Du bois à valeur ajoutée

Publié dans La Presse Affaires le 21 février 2012

Collaboration spéciale, Nathalie Simon

Fini le «bon vieux 2×4» qui a fait les beaux jours de l’entreprise. Aujourd’hui, Les Chantiers Chibougamau conçoivent des produits innovants à empreinte carbone négative, et ambitionnent même de construire l’amphithéâtre de Québec. Alors que Jean Charest veut protéger 50% de la superficie du territoire du Plan Nord, l’entreprise plaide plutôt pour une exploitation productive et responsable de la forêt boréale.

La semaine dernière, les travaux d’installation du plus long pont en bois de portée libre du monde ont débuté à Waswanipi. D’une longueur de 70 mètres, il va donner accès à de nouveaux territoires d’exploitation forestière, et pourra supporter des camions surdimensionnés ainsi que des charges de 160 tonnes. L’exploit technologique fait partie de cette entreprise familiale de 600 personnes, qui a fêté son demi-siècle d’existence l’année dernière.

«On sort de notre couloir de produits forestiers pour s’engager vers une offre globale de services», explique Frédéric Verreault, porte-parole des Chantiers Chibougamau. Pour faire face au déclin de la construction résidentielle en Amérique du Nord, l’entreprise s’est diversifiée sur le marché non résidentiel, en concevant des produits pointus, où l’ingénierie intervient tant dans la conception que dans les procédés de fabrication. Les produits Nordic, en lamellé-collé, inspirés de techniques européennes, offrent des solutions structurales uniques. L’entreprise a investi 10 millions dans une nouvelle usine de fabrication de panneaux de bois lamellé-croisé, pour consolider sa diversification.
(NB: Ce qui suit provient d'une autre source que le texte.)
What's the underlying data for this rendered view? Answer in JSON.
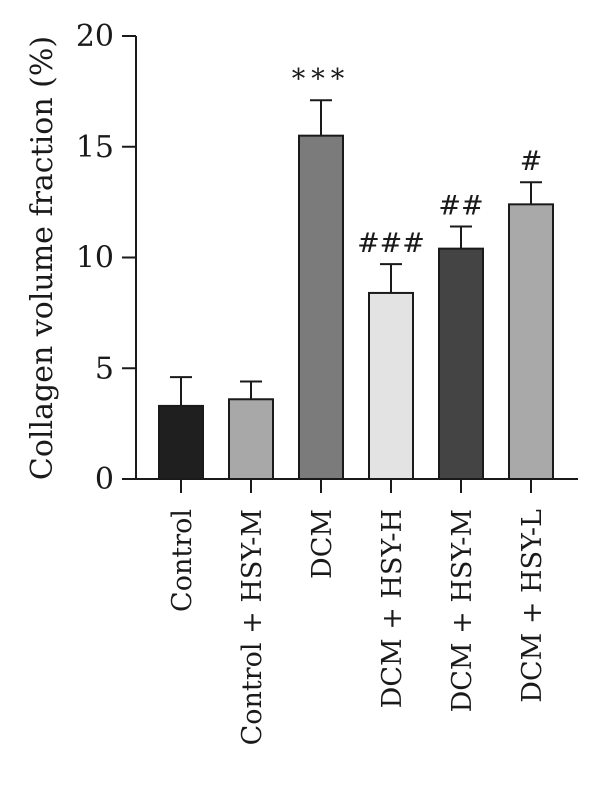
{
  "chart_data": {
    "type": "bar",
    "title": "",
    "xlabel": "",
    "ylabel": "Collagen volume fraction (%)",
    "ylim": [
      0,
      20
    ],
    "yticks": [
      0,
      5,
      10,
      15,
      20
    ],
    "grid": false,
    "categories": [
      "Control",
      "Control + HSY-M",
      "DCM",
      "DCM + HSY-H",
      "DCM + HSY-M",
      "DCM + HSY-L"
    ],
    "values": [
      3.3,
      3.6,
      15.5,
      8.4,
      10.4,
      12.4
    ],
    "errors": [
      1.3,
      0.8,
      1.6,
      1.3,
      1.0,
      1.0
    ],
    "colors": [
      "#1f1f1f",
      "#a8a8a8",
      "#7b7b7b",
      "#e3e3e3",
      "#444444",
      "#a9a9a9"
    ],
    "annotations": [
      "",
      "",
      "***",
      "###",
      "##",
      "#"
    ]
  }
}
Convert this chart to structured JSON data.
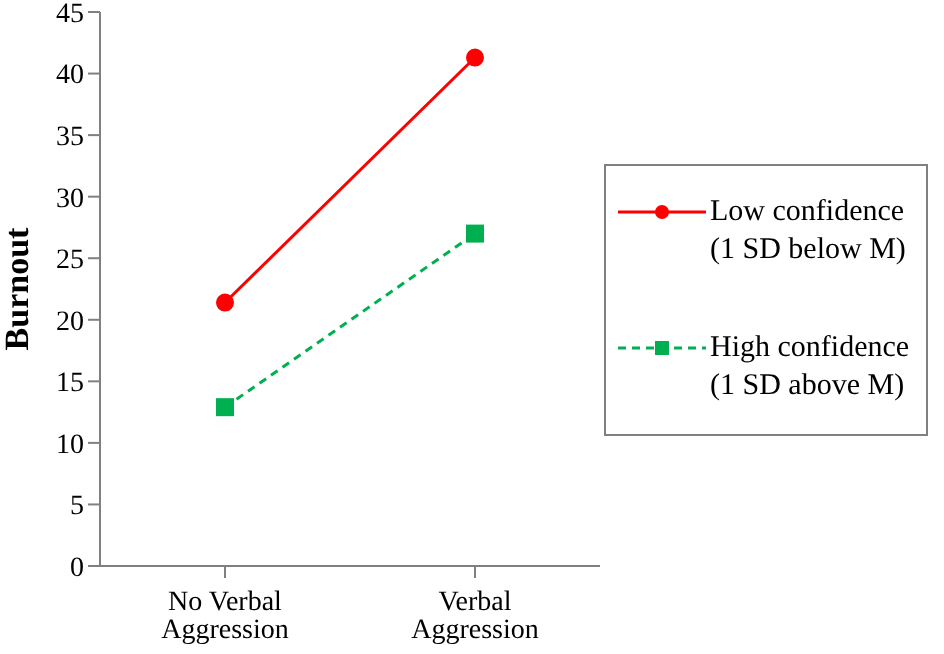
{
  "chart_data": {
    "type": "line",
    "ylabel": "Burnout",
    "categories": [
      "No Verbal Aggression",
      "Verbal Aggression"
    ],
    "series": [
      {
        "name": "Low confidence (1 SD below M)",
        "color": "#ff0000",
        "values": [
          21.4,
          41.3
        ],
        "marker": "circle",
        "line_style": "solid"
      },
      {
        "name": "High confidence (1 SD above M)",
        "color": "#00b050",
        "values": [
          12.9,
          27.0
        ],
        "marker": "square",
        "line_style": "dashed"
      }
    ],
    "ylim": [
      0,
      45
    ],
    "yticks": [
      0,
      5,
      10,
      15,
      20,
      25,
      30,
      35,
      40,
      45
    ],
    "grid": false,
    "legend": "right"
  }
}
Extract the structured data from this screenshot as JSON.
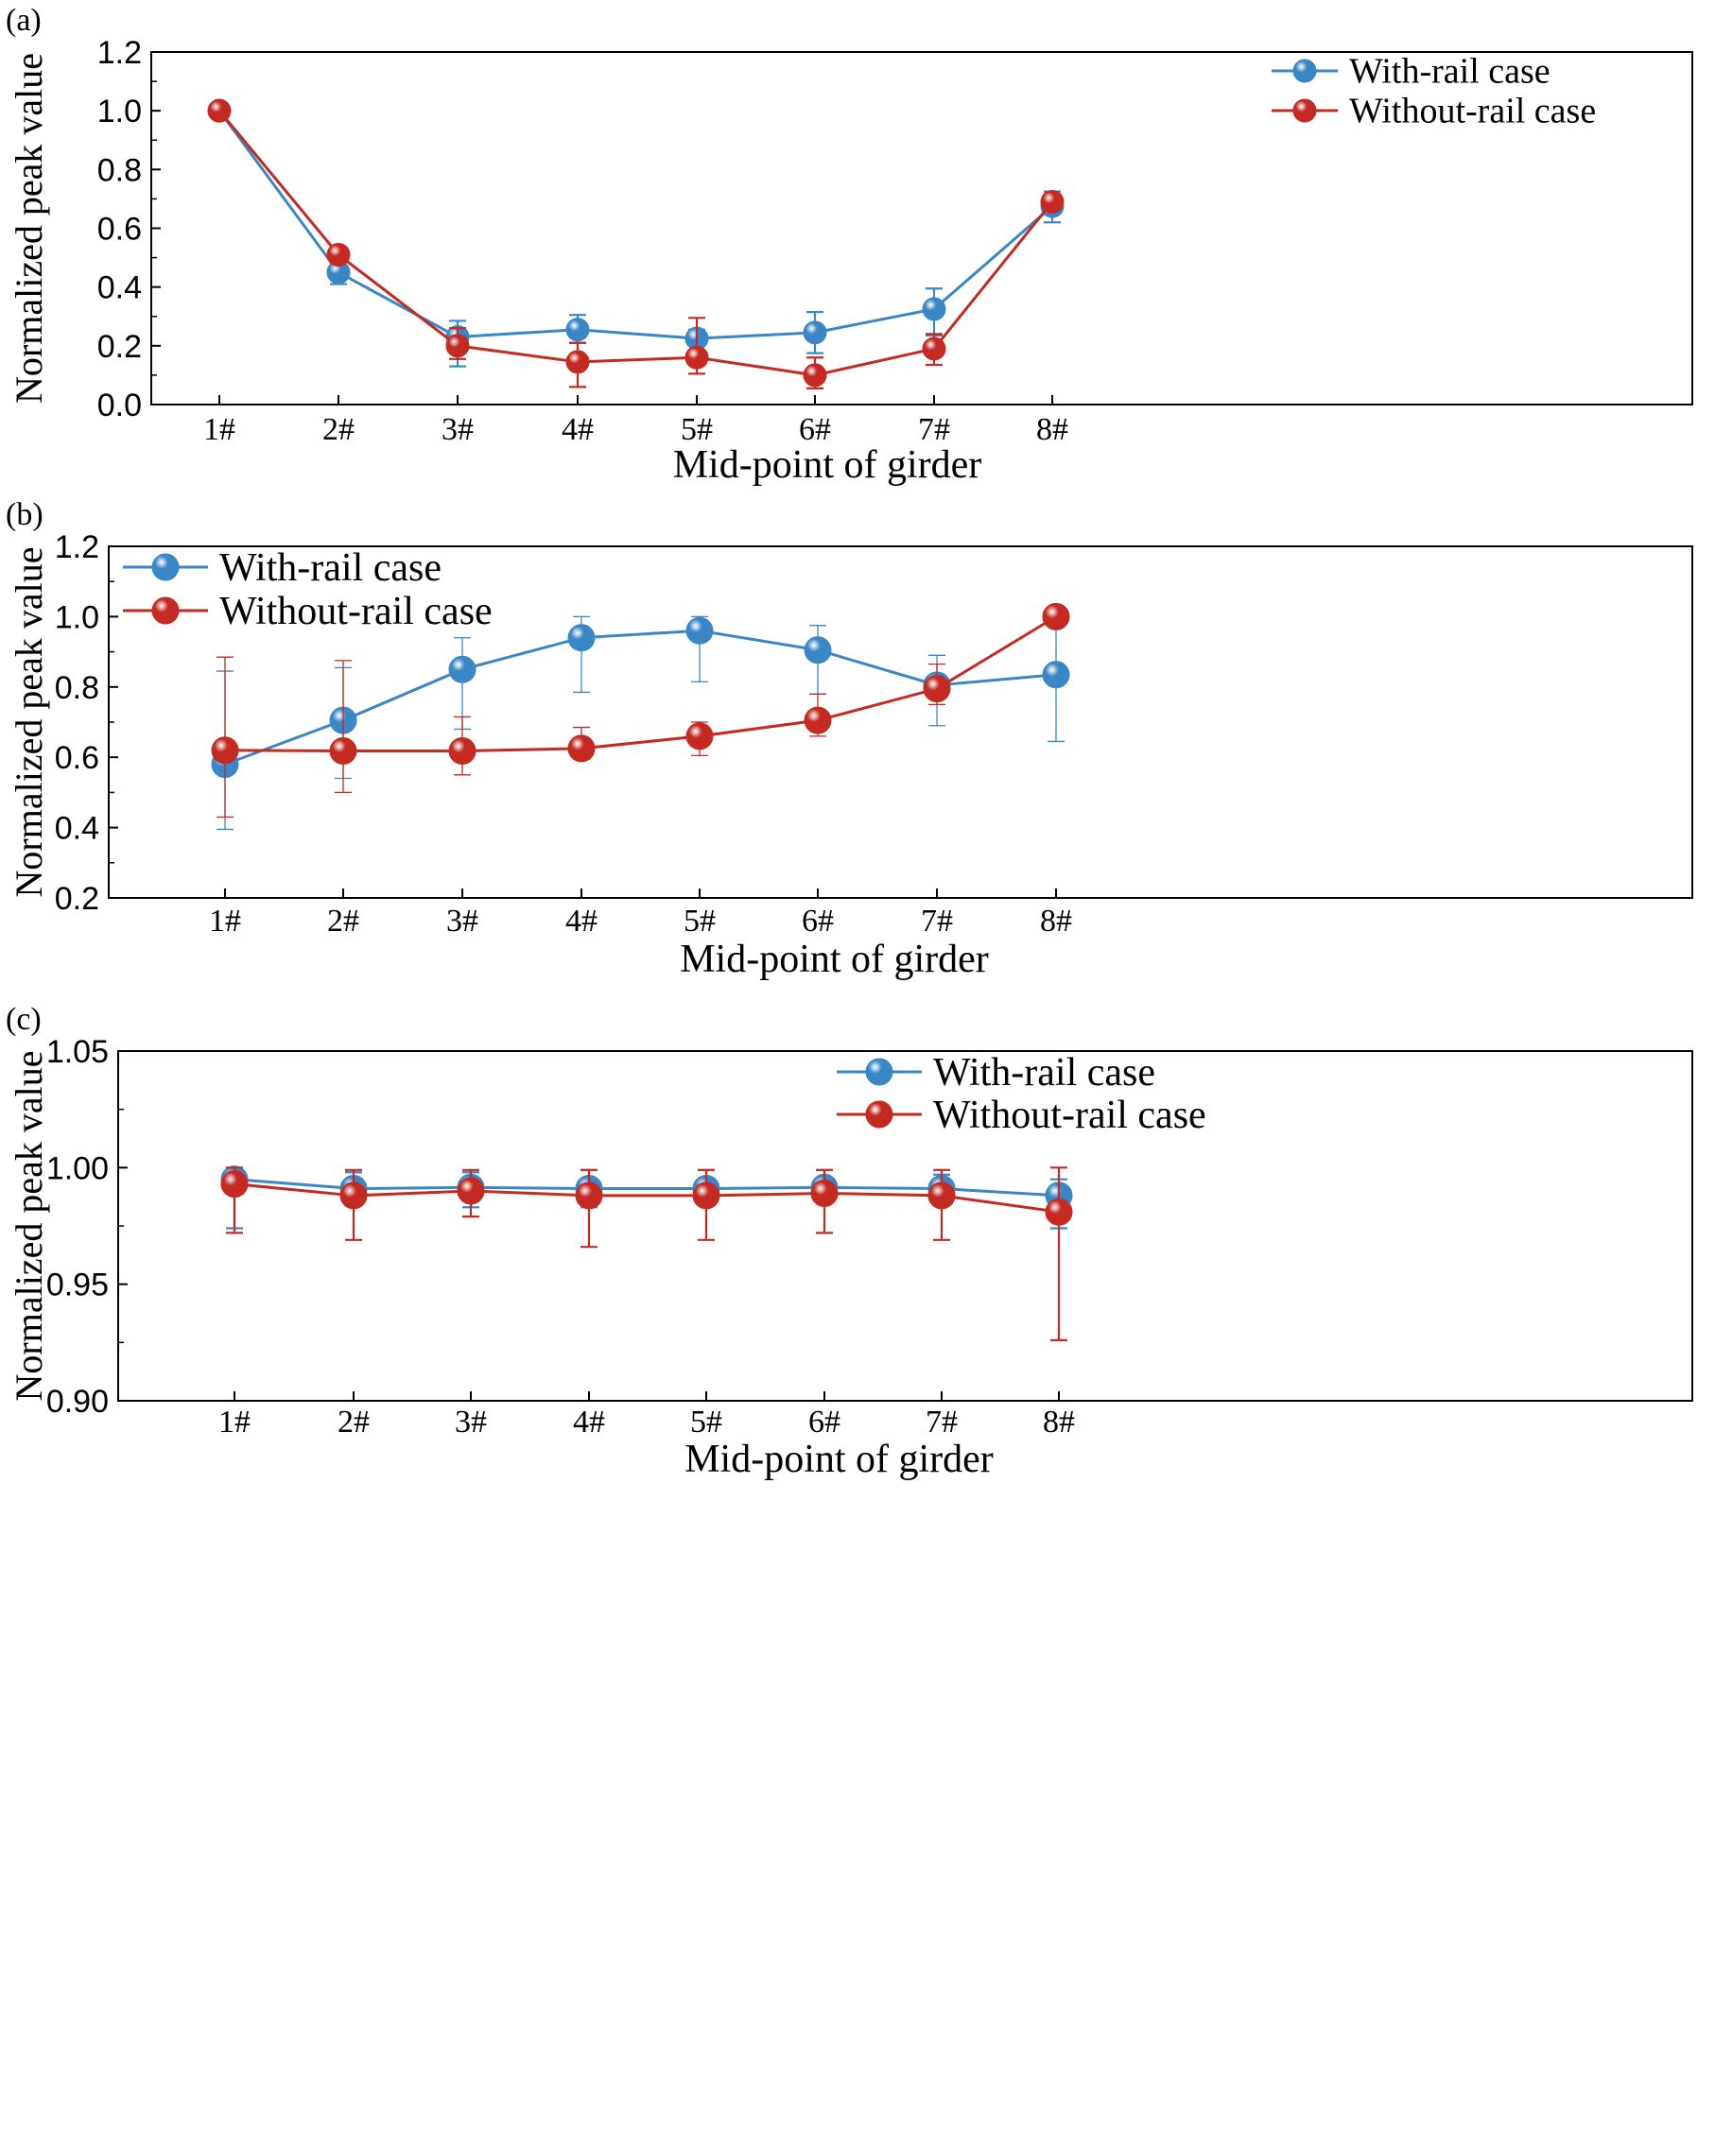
{
  "colors": {
    "with_rail": "#3b87c6",
    "without_rail": "#c42a22",
    "axis": "#000000"
  },
  "chart_data": [
    {
      "panel_label": "(a)",
      "type": "line",
      "categories": [
        "1#",
        "2#",
        "3#",
        "4#",
        "5#",
        "6#",
        "7#",
        "8#"
      ],
      "xlabel": "Mid-point of girder",
      "ylabel": "Normalized peak value",
      "ylim": [
        0.0,
        1.2
      ],
      "yticks": [
        "0.0",
        "0.2",
        "0.4",
        "0.6",
        "0.8",
        "1.0",
        "1.2"
      ],
      "legend_position": "top-right",
      "series": [
        {
          "name": "With-rail case",
          "color": "#3b87c6",
          "values": [
            1.0,
            0.45,
            0.23,
            0.255,
            0.225,
            0.245,
            0.325,
            0.675
          ],
          "error_low": [
            1.0,
            0.41,
            0.13,
            0.21,
            0.2,
            0.175,
            0.235,
            0.62
          ],
          "error_high": [
            1.0,
            0.49,
            0.285,
            0.305,
            0.255,
            0.315,
            0.395,
            0.725
          ]
        },
        {
          "name": "Without-rail case",
          "color": "#c42a22",
          "values": [
            1.0,
            0.51,
            0.2,
            0.145,
            0.16,
            0.1,
            0.19,
            0.69
          ],
          "error_low": [
            1.0,
            0.49,
            0.155,
            0.06,
            0.105,
            0.055,
            0.135,
            0.67
          ],
          "error_high": [
            1.0,
            0.53,
            0.26,
            0.21,
            0.295,
            0.16,
            0.24,
            0.71
          ]
        }
      ]
    },
    {
      "panel_label": "(b)",
      "type": "line",
      "categories": [
        "1#",
        "2#",
        "3#",
        "4#",
        "5#",
        "6#",
        "7#",
        "8#"
      ],
      "xlabel": "Mid-point of girder",
      "ylabel": "Normalized peak value",
      "ylim": [
        0.2,
        1.2
      ],
      "yticks": [
        "0.2",
        "0.4",
        "0.6",
        "0.8",
        "1.0",
        "1.2"
      ],
      "legend_position": "top-left",
      "series": [
        {
          "name": "With-rail case",
          "color": "#3b87c6",
          "values": [
            0.58,
            0.705,
            0.85,
            0.94,
            0.96,
            0.905,
            0.805,
            0.835
          ],
          "error_low": [
            0.395,
            0.54,
            0.68,
            0.785,
            0.815,
            0.78,
            0.69,
            0.645
          ],
          "error_high": [
            0.845,
            0.855,
            0.94,
            1.0,
            1.0,
            0.975,
            0.89,
            1.0
          ]
        },
        {
          "name": "Without-rail case",
          "color": "#c42a22",
          "values": [
            0.62,
            0.618,
            0.618,
            0.625,
            0.66,
            0.705,
            0.795,
            1.0
          ],
          "error_low": [
            0.43,
            0.5,
            0.55,
            0.595,
            0.605,
            0.66,
            0.75,
            1.0
          ],
          "error_high": [
            0.885,
            0.875,
            0.715,
            0.685,
            0.7,
            0.78,
            0.865,
            1.0
          ]
        }
      ]
    },
    {
      "panel_label": "(c)",
      "type": "line",
      "categories": [
        "1#",
        "2#",
        "3#",
        "4#",
        "5#",
        "6#",
        "7#",
        "8#"
      ],
      "xlabel": "Mid-point of girder",
      "ylabel": "Normalized peak value",
      "ylim": [
        0.9,
        1.05
      ],
      "yticks": [
        "0.90",
        "0.95",
        "1.00",
        "1.05"
      ],
      "legend_position": "top-right",
      "series": [
        {
          "name": "With-rail case",
          "color": "#3b87c6",
          "values": [
            0.995,
            0.991,
            0.9915,
            0.991,
            0.991,
            0.9915,
            0.991,
            0.988
          ],
          "error_low": [
            0.974,
            0.986,
            0.983,
            0.983,
            0.986,
            0.987,
            0.984,
            0.974
          ],
          "error_high": [
            0.999,
            0.998,
            0.998,
            0.999,
            0.999,
            0.999,
            0.997,
            0.995
          ]
        },
        {
          "name": "Without-rail case",
          "color": "#c42a22",
          "values": [
            0.993,
            0.988,
            0.99,
            0.988,
            0.988,
            0.989,
            0.988,
            0.981
          ],
          "error_low": [
            0.972,
            0.969,
            0.979,
            0.966,
            0.969,
            0.972,
            0.969,
            0.926
          ],
          "error_high": [
            1.0,
            0.999,
            0.999,
            0.999,
            0.999,
            0.999,
            0.999,
            1.0
          ]
        }
      ]
    }
  ]
}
Ce savoir-faire lui a permis de réaliser le stade de soccer couvert du PEPS de l’Université Laval en 2011 et de concourir aujourd’hui pour le futur amphithéâtre de Québec. Le Groupe BMR, spécialisé dans la rénovation, inaugure ses trois premiers magasins à structures lamellées-collées des Chantiers Chibougamau.

Le système de plancher en bois d’ingénierie (la poutrelle en I), destiné à la construction résidentielle, reste encore le produit qui génère la plus grande part du chiffre d’affaires de l’entreprise. Le gain de marchés en Ontario et dans l’Ouest canadien a compensé l’effondrement du marché américain.

Les contraintes du Nord-du-Québec, des arbres plus petits et des marchés éloignés ont poussé l’entreprise à valoriser la matière première. Elle a investi dans des robots numériques qui augmentent la rapidité et la précision. Frédéric Verreault envie l’Europe qui, préoccupée par l’empreinte carbone des matériaux et la demande croissante de bois, optimise les parcelles en augmentant la productivité. Il regrette qu’au Québec, on réduise sans cesse la quantité de bois disponible à la fabrication d’un matériau durable, tant on se focalise sur les écosystèmes. L’entreprise se targue d’avoir des procédés très peu énergivores et de produire des matériaux dont l’empreinte carbone est négative.

La communauté crie est engagée dans l’exploitation forestière. Le transport, la récolte et la voirie forestière lui sont confiés. La planification des travaux est établie en fonction des activités de pêche et de chasse.